Countrywide Home Loans, a mortgage holder on certain real estate, foreclosed its mortgage, took title to the property at a sheriff's sale, and then sold the property to a third party. Before these events, the property owners executed a promissory note in favor of Citizens State Bank. When the property owners failed to pay the note, Citizens Bank obtained a judgment in trial court, which was properly recorded. At the time Countrywide filed its foreclosure action, it did not name Citizens Bank as a party. After Countrywide discovered Citizens Bank's judgment lien on the property, Countrywide filed an action to foreclose any interest Citizen Bank may have had on the property. Citizens Bank filed a separate complaint seeking to foreclose its judgment lien. The trial court directed Citizens Bank to redeem Countrywide's mortgage or be barred from asserting its judgment lien. The court of appeals reversed. The Supreme Court also reversed the judgment of the trial court but on different grounds, holding that because Citizen Bank's lien on the property was properly recorded and indexed and because Countrywide did not explain why the lien was overlooked, Countrywide failed to demonstrate that it was entitled to the remedy of strict foreclosure.
TCF Nat’l Bank v. Bernanke, et al.
TCF National Bank (TCF) sued to enjoin a portion of the Dodd-Frank Wall Street Reform Act (Act) of 2010, Pub. L. No. 111-203, 124 Stat. 1376, that would limit the rate some financial institutions could charge for processing debit-card transactions. Section 1075 of the Act, the Durbin Amendment, amended the Electronic Fund Transfer Act, 15 U.S.C. 1693, et seq., by adding several provisions regarding debit-card interchange fees. TCF alleged that section 1693o-2(a)(2), (a)(4), and (a)(6) of the Act were facially unconstitutional because these provisions would require the Board of Governors of the Federal Reserve Board (Board) to set an interchange rate below the cost of providing debit-card services. TCF also alleged that these provisions arbitrarily exempted smaller issuers from the Board's rate regulations and thus violated TCF's due process and equal-protection rights under the Fifth Amendment. The court held that the challenged provisions in the Durbin Amendment survived rational basis review where "Congress's decision to link interchange fees to issuing banks' actual costs was reasonably related to proper legislative purposes: (1) to ensure that such fees were reasonable and (2) to prevent retailers and consumers from having to bear a disproportionate amount of costs of the debit card system." The court also held that the Durbin Amendment's distinction between larger and smaller issuers of debit-cards was rationally related to the government's legitimate interests in protecting smaller banks, which did not enjoy the competitive advantage of their larger counterparts and which provided valuable diversity in the financial industry. Therefore, the court held that TCF was not likely to prevail on its equal-protection argument. Accordingly, the court affirmed the district court's denial of TCF's motion for a preliminary injunction.
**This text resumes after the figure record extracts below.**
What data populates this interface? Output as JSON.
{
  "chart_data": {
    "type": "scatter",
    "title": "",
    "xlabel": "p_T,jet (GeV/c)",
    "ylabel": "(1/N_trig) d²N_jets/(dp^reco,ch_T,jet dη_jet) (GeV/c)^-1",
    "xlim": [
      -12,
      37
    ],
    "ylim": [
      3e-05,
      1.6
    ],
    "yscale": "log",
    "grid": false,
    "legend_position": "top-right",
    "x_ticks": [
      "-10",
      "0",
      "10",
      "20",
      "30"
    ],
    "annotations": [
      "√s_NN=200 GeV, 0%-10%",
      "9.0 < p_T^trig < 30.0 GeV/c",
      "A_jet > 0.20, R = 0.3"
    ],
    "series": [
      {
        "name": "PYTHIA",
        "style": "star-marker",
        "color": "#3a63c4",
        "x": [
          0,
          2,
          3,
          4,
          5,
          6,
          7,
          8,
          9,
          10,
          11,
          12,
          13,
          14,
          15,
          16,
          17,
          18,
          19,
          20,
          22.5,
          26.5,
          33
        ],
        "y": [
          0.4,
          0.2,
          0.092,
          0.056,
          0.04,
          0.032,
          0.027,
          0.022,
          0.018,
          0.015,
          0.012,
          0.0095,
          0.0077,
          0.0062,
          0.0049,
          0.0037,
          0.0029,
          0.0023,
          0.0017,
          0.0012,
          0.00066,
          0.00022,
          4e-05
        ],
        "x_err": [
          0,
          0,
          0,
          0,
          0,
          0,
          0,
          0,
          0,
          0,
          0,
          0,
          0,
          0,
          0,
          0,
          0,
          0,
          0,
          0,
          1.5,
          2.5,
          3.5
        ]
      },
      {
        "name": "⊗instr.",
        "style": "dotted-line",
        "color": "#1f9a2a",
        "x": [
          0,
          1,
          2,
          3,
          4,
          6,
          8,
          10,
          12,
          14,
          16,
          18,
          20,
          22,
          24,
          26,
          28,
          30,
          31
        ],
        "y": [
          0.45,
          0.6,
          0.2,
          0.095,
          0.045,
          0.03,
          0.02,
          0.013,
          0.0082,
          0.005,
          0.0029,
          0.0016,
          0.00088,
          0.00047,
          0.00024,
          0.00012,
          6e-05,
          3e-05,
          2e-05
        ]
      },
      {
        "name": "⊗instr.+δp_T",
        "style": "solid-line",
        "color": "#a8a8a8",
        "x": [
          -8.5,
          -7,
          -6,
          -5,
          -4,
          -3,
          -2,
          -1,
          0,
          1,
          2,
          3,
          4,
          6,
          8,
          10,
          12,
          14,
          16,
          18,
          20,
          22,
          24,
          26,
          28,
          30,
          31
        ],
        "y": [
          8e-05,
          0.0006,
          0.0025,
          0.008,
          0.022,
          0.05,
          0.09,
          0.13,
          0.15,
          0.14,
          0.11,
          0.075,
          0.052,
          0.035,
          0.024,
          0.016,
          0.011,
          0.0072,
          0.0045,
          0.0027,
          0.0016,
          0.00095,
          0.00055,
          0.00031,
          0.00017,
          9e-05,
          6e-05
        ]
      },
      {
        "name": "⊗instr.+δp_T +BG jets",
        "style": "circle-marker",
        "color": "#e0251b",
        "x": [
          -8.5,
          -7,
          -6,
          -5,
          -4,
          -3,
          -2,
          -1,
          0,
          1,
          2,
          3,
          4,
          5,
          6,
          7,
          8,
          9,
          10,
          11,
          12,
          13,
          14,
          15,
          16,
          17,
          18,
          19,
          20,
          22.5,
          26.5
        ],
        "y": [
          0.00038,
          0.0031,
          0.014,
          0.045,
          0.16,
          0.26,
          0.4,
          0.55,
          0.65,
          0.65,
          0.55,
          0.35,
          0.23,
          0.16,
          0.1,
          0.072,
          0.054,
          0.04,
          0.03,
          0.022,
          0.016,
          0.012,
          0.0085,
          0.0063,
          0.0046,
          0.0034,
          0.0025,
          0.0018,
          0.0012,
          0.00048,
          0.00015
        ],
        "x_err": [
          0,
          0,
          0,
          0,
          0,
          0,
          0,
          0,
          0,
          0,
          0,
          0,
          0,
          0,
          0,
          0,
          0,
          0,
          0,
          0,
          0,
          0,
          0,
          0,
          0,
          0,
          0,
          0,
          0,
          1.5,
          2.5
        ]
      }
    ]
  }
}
ABN AMRO Bank, N.V., et al. v. MBIA Inc., et al.
This case stemmed from a dispute between MBIA Insurance Corporation (MBIA) and certain of its policyholders who hold financial guarantee insurance policies. The principal question presented was whether the 2009 restructuring of MBIA and its related subsidiaries and affiliates authorized by the Superintendent of the New York State Insurance Department precluded these policyholders from asserting claims against MBIA under the Debtor and Creditor Law and the common law. The court held that the Superintendent's approval of such restructuring pursuant to its authority under the Insurance Law did not bar the policyholders from bringing such claims. Accordingly, the court held that the order of the Appellate Division should be modified, without costs, in accordance with the opinion.